Un feroz cruce de posiciones sacudió la comisión de Finanzas de la Cámara de Diputados, donde representantes del sector bancario y de las plataformas Fintech asistieron invitados por el oficialismo para sentar postura sobre el acelerado crecimiento del endeudamiento familiar.
Durante la reunión informativa, los referentes del ecosistema financiero no bancario justificaron las elevadas tasas de interés y el Costo Financiero Total (CFT) en función de sus gastos operativos y los riesgos de morosidad que asumen, buscando desactivar cualquier intento de regulación legislativa sobre sus contratos.
la férrea defensa corporativa frente a los techos de interés y la mora
El primer expositor de la jornada fue Francisco Gismondi, gerente general de la Asociación de Bancos Argentinos (ADEBA), quien aseveró taxativamente que «no hace falta una ley» para resolver el problema de la morosidad en los hogares, al argumentar que los bancos ya pactaron 500.000 refinanciaciones de forma privada.
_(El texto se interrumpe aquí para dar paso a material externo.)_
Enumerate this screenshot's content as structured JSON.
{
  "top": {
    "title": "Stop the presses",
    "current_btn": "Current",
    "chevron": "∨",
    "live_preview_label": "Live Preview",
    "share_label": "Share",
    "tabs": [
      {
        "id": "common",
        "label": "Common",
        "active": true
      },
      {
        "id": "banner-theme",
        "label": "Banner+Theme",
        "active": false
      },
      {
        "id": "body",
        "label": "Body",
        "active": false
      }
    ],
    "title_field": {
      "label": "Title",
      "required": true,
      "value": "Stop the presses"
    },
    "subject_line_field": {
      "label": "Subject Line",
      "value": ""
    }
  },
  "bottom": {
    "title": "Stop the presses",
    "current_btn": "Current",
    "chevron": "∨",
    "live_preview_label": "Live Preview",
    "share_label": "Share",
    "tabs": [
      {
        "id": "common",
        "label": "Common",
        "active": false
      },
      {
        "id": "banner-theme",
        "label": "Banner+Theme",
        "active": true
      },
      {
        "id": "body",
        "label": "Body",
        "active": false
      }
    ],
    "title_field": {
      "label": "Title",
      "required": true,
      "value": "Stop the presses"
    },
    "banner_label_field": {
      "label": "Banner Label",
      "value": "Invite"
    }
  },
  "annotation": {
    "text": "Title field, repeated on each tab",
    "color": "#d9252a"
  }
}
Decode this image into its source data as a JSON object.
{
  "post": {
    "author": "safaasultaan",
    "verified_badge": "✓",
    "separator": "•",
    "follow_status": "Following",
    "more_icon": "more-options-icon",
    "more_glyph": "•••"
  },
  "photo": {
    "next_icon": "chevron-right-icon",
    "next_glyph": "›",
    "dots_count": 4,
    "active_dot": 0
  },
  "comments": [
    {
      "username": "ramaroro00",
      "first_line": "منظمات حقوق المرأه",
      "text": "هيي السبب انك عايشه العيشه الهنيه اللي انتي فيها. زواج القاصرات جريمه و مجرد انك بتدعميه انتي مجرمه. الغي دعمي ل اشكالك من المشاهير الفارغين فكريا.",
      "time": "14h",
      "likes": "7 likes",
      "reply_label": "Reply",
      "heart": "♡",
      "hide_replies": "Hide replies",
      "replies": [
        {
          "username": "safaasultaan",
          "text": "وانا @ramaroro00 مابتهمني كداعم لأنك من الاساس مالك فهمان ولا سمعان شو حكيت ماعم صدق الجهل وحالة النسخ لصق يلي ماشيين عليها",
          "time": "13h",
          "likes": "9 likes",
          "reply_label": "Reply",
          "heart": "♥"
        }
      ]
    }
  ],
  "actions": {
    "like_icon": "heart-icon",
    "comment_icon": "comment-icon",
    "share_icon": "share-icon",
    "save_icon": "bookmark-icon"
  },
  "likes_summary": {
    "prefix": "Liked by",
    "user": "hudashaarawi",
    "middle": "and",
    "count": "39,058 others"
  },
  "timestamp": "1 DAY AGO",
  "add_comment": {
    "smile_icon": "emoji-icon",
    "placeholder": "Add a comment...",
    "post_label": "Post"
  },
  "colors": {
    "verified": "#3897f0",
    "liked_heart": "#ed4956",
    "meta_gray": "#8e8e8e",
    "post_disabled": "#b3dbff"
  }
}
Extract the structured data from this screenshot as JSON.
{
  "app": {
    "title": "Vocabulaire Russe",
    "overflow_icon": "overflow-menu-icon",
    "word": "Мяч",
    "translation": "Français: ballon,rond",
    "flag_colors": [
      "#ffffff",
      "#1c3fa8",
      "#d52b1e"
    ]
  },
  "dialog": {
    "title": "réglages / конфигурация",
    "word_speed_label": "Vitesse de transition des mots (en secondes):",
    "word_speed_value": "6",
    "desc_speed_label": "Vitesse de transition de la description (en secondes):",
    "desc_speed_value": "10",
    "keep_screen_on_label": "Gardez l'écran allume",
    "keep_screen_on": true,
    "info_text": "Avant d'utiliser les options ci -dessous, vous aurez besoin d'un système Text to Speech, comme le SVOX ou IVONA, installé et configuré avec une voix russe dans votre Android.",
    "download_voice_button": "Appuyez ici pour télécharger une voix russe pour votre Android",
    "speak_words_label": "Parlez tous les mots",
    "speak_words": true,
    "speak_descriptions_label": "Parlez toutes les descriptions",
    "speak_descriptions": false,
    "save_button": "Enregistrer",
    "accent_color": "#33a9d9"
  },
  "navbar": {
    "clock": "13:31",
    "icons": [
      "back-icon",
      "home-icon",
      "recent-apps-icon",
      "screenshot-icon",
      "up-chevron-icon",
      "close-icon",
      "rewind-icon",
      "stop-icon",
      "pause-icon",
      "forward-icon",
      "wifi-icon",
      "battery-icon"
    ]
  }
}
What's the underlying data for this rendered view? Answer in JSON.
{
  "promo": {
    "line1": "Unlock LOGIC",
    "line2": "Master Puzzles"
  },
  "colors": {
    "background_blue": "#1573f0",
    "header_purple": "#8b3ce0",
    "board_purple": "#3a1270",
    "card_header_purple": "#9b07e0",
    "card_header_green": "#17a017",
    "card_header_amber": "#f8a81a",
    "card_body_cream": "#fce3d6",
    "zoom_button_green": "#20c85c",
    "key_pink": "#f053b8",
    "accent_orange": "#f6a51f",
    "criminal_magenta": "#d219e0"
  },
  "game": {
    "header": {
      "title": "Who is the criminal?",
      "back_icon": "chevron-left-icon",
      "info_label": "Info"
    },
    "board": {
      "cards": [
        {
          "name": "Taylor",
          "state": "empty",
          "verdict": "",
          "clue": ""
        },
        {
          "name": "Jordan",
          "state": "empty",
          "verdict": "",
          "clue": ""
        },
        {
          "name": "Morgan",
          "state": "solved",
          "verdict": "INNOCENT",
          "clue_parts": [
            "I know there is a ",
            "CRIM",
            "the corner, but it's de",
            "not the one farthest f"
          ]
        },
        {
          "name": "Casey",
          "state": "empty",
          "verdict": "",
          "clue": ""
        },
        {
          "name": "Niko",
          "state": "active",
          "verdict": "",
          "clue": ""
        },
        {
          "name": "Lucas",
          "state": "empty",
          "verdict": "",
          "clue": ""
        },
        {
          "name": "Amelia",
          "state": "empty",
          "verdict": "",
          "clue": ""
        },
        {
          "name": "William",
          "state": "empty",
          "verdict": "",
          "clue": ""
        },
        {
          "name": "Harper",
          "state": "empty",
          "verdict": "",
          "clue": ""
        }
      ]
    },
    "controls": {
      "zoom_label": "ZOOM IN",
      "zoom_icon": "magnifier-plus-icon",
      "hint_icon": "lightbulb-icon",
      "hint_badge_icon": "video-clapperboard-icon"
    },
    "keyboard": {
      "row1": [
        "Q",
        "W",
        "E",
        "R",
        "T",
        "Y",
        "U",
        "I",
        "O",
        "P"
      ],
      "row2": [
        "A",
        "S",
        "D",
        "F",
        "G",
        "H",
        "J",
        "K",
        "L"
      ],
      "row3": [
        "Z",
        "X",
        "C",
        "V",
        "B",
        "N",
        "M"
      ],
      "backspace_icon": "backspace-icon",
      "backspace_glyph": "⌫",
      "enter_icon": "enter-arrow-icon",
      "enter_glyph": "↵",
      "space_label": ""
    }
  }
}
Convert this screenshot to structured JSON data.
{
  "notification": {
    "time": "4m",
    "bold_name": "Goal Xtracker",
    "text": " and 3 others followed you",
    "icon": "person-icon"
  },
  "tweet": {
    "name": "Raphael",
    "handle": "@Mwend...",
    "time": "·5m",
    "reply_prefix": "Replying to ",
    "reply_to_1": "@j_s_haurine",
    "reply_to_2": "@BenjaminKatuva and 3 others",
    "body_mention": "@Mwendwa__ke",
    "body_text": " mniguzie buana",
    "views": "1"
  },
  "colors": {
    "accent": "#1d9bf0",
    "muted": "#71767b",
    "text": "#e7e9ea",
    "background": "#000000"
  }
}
Gismondi advirtió que una ley que intervenga en acuerdos entre particulares «retraerá el crédito» y rechazó que las tasas sean desmedidas, indicando que si se imponen topes, los usuarios acudirán al mercado informal. En esa línea, Luciana Ríos, Directora Ejecutiva de la Cámara de Medios de Pago, sostuvo que no existe una solución única y que se deben potenciar la educación financiera y la transparencia.
Por su parte, Mariano Biocca, Director Ejecutivo de la Cámara Argentina de Fintech, precisó que si bien existen 5 millones de personas con irregularidades en el sistema financiero, 2,4 millones corresponden a préstamos de billeteras virtuales, representando apenas el 16% de la masa de dinero prestada. Biocca remarcó que el 90% de sus deudores cuenta con esquemas de asistencia para evitar la interrupción de su historial crediticio. A su turno, Norberto Echegoyen (CERTACYC, entidad que reúne entre el 25% y 30% de las tarjetas de crédito) admitió el incremento no conveniente de la mora al expandirse el crédito, pero descartó el cobro por vía judicial por resultar inviable económicamente ante usuarios no asalariados o sin bienes.
la dura denuncia de la oposición: tasas del 700% y acusaciones de usura
En la vereda opuesta, la diputada nacional por Unión por la Patria y exministra de Trabajo, Kelly Olmos, rebatió los argumentos de los empresarios y exigió una inmediata regulación estatal. Olmos sostuvo que el sobreendeudamiento crece a ritmo geométrico desde hace más de un año, demostrando que la vía de la negociación bilateral entre privados ha fracasado por completo.
La legisladora opositora denunció la escandalosa brecha existente entre el costo de fondeo de las entidades y el valor cobrado a los deudores, asegurando que se ofrecen préstamos a más del 700% de CFT. Al señalar que hay casi 6 millones de personas atrapadas en situaciones de mora bajo condiciones asfixiantes, Olmos remarcó que «la usura no puede disfrazarse de formalidad» y recordó que en las crisis de 2001 y de la postpandemia se implementaron soluciones colectivas que permitieron desendeudar a las familias sin resentir el sistema financiero.